Os preços da soja sobem com promessas de compra da China e novas diretrizes governamentais.

Os contratos futuros da soja em Chicago alcançam o maior valor em dois meses após declarações de Trump sobre a China.

Os contratos futuros da soja negociados na bolsa de Chicago alcançaram um pico de dois meses nesta quarta-feira, 4 de janeiro, refletindo um clima de otimismo entre os investidores. Esse aumento foi impulsionado por declarações do ex-presidente dos EUA, Donald Trump, que anunciou que a China estaria se comprometendo a aumentar suas compras de soja norte-americana. Em sua plataforma Truth Social, Trump mencionou que a China planeja aumentar suas aquisições para 20 milhões de toneladas nesta temporada, com um compromisso de 25 milhões de toneladas para a próxima.

Historicamente, a China é o maior comprador de soja dos Estados Unidos. No entanto, a relação comercial entre os dois países sofreu um duro golpe durante a guerra comercial, resultando em uma diminuição significativa das compras de soja norte-americana pela China. A atual promessa de compra sinaliza uma possível reversão dessa tendência, trazendo alívio e expectativas positivas para os agricultores e investidores do setor.

Afinal, ao final de janeiro, a China já havia adquirido cerca de 12 milhões de toneladas métricas de soja dos EUA, superando as expectativas e cumprindo a promessa anterior de compras até o final de fevereiro. Essa recuperação no mercado é bem-vinda, especialmente em um período onde os operadores estão atentos aos sinais de nova demanda por parte da China.

Os dados mais recentes mostram que o contrato de soja mais ativo fechou em alta de 26,50 centavos, cotado a US$ 10,9275 o bushel. Além disso, o óleo de soja também cresceu, seguindo o aumento das diretrizes do governo dos EUA sobre créditos fiscais para biocombustíveis, o que representa uma demanda crescente por essa commodity.
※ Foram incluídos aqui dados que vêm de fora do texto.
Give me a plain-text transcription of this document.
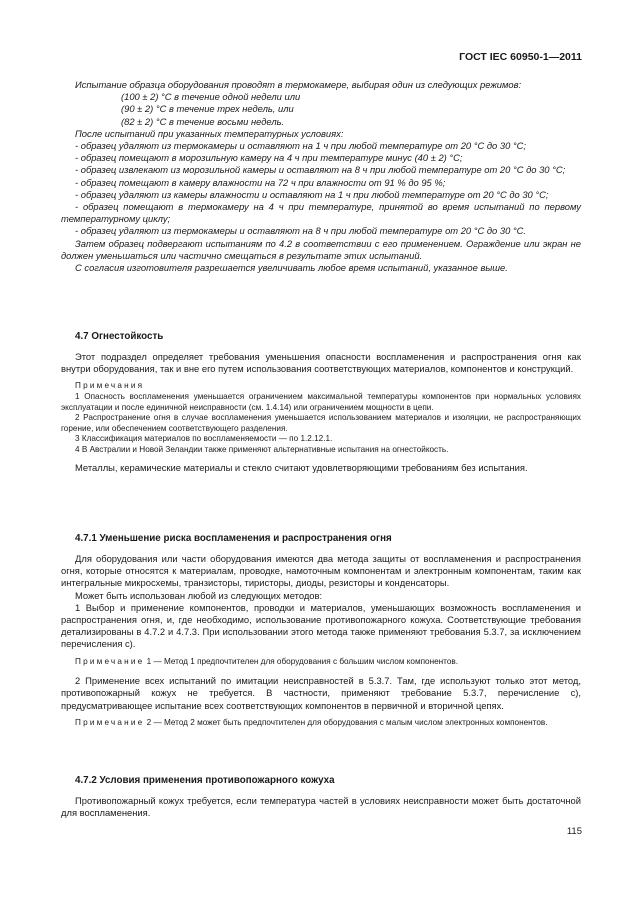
ГОСТ IEC 60950-1—2011

Испытание образца оборудования проводят в термокамере, выбирая один из следующих режимов:

(100 ± 2) °С в течение одной недели или

(90 ± 2) °С в течение трех недель, или

(82 ± 2) °С в течение восьми недель.

После испытаний при указанных температурных условиях:

- образец удаляют из термокамеры и оставляют на 1 ч при любой температуре от 20 °С до 30 °С;

- образец помещают в морозильную камеру на 4 ч при температуре минус (40 ± 2) °С;

- образец извлекают из морозильной камеры и оставляют на 8 ч при любой температуре от 20 °С до 30 °С;

- образец помещают в камеру влажности на 72 ч при влажности от 91 % до 95 %;

- образец удаляют из камеры влажности и оставляют на 1 ч при любой температуре от 20 °С до 30 °С;

- образец помещают в термокамеру на 4 ч при температуре, принятой во время испытаний по первому температурному циклу;

- образец удаляют из термокамеры и оставляют на 8 ч при любой температуре от 20 °С до 30 °С.

Затем образец подвергают испытаниям по 4.2 в соответствии с его применением. Ограждение или экран не должен уменьшаться или частично смещаться в результате этих испытаний.

С согласия изготовителя разрешается увеличивать любое время испытаний, указанное выше.

4.7 Огнестойкость

Этот подраздел определяет требования уменьшения опасности воспламенения и распространения огня как внутри оборудования, так и вне его путем использования соответствующих материалов, компонентов и конструкций.

Примечания

1 Опасность воспламенения уменьшается ограничением максимальной температуры компонентов при нормальных условиях эксплуатации и после единичной неисправности (см. 1.4.14) или ограничением мощности в цепи.

2 Распространение огня в случае воспламенения уменьшается использованием материалов и изоляции, не распространяющих горение, или обеспечением соответствующего разделения.

3 Классификация материалов по воспламеняемости — по 1.2.12.1.

4 В Австралии и Новой Зеландии также применяют альтернативные испытания на огнестойкость.

Металлы, керамические материалы и стекло считают удовлетворяющими требованиям без испытания.

4.7.1 Уменьшение риска воспламенения и распространения огня

Для оборудования или части оборудования имеются два метода защиты от воспламенения и распространения огня, которые относятся к материалам, проводке, намоточным компонентам и электронным компонентам, таким как интегральные микросхемы, транзисторы, тиристоры, диоды, резисторы и конденсаторы.

Может быть использован любой из следующих методов:

1 Выбор и применение компонентов, проводки и материалов, уменьшающих возможность воспламенения и распространения огня, и, где необходимо, использование противопожарного кожуха. Соответствующие требования детализированы в 4.7.2 и 4.7.3. При использовании этого метода также применяют требования 5.3.7, за исключением перечисления с).

Примечание 1 — Метод 1 предпочтителен для оборудования с большим числом компонентов.

2 Применение всех испытаний по имитации неисправностей в 5.3.7. Там, где используют только этот метод, противопожарный кожух не требуется. В частности, применяют требование 5.3.7, перечисление с), предусматривающее испытание всех соответствующих компонентов в первичной и вторичной цепях.

Примечание 2 — Метод 2 может быть предпочтителен для оборудования с малым числом электронных компонентов.

4.7.2 Условия применения противопожарного кожуха

Противопожарный кожух требуется, если температура частей в условиях неисправности может быть достаточной для воспламенения.

115
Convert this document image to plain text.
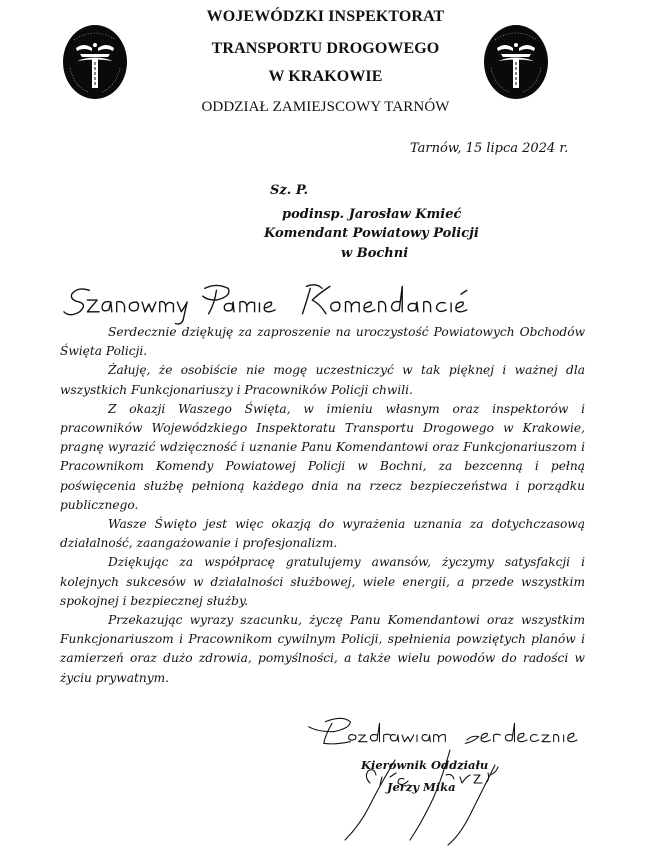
WOJEWÓDZKI INSPEKTORAT
TRANSPORTU DROGOWEGO
W KRAKOWIE
ODDZIAŁ ZAMIEJSCOWY TARNÓW
Tarnów, 15 lipca 2024 r.
Sz. P.
podinsp. Jarosław Kmieć
Komendant Powiatowy Policji
w Bochni

Serdecznie dziękuję za zaproszenie na uroczystość Powiatowych Obchodów Święta Policji.

Żałuję, że osobiście nie mogę uczestniczyć w tak pięknej i ważnej dla wszystkich Funkcjonariuszy i Pracowników Policji chwili.

Z okazji Waszego Święta, w imieniu własnym oraz inspektorów i pracowników Wojewódzkiego Inspektoratu Transportu Drogowego w Krakowie, pragnę wyrazić wdzięczność i uznanie Panu Komendantowi oraz Funkcjonariuszom i Pracownikom Komendy Powiatowej Policji w Bochni, za bezcenną i pełną poświęcenia służbę pełnioną każdego dnia na rzecz bezpieczeństwa i porządku publicznego.

Wasze Święto jest więc okazją do wyrażenia uznania za dotychczasową działalność, zaangażowanie i profesjonalizm.

Dziękując za współpracę gratulujemy awansów, życzymy satysfakcji i kolejnych sukcesów w działalności służbowej, wiele energii, a przede wszystkim spokojnej i bezpiecznej służby.

Przekazując wyrazy szacunku, życzę Panu Komendantowi oraz wszystkim Funkcjonariuszom i Pracownikom cywilnym Policji, spełnienia powziętych planów i zamierzeń oraz dużo zdrowia, pomyślności, a także wielu powodów do radości w życiu prywatnym.

Kierownik Oddziału
Jerzy Mika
Por outro lado, o milho teve uma leve alta de 1 centavo, fechando a US$ 4,295 por bushel, enquanto o trigo registrou uma queda de 2 centavos, cotado a US$ 5,2675 por bushel. A oferta global abundante continua a limitar os preços dos grãos, e os operadores estão ansiosos pelas previsões de safra do Departamento de Agricultura dos Estados Unidos, que devem ser divulgadas na próxima terça-feira. Tais previsões podem indicar novas direções para o mercado e influenciar a dinâmica das commodities agrícolas nos próximos meses.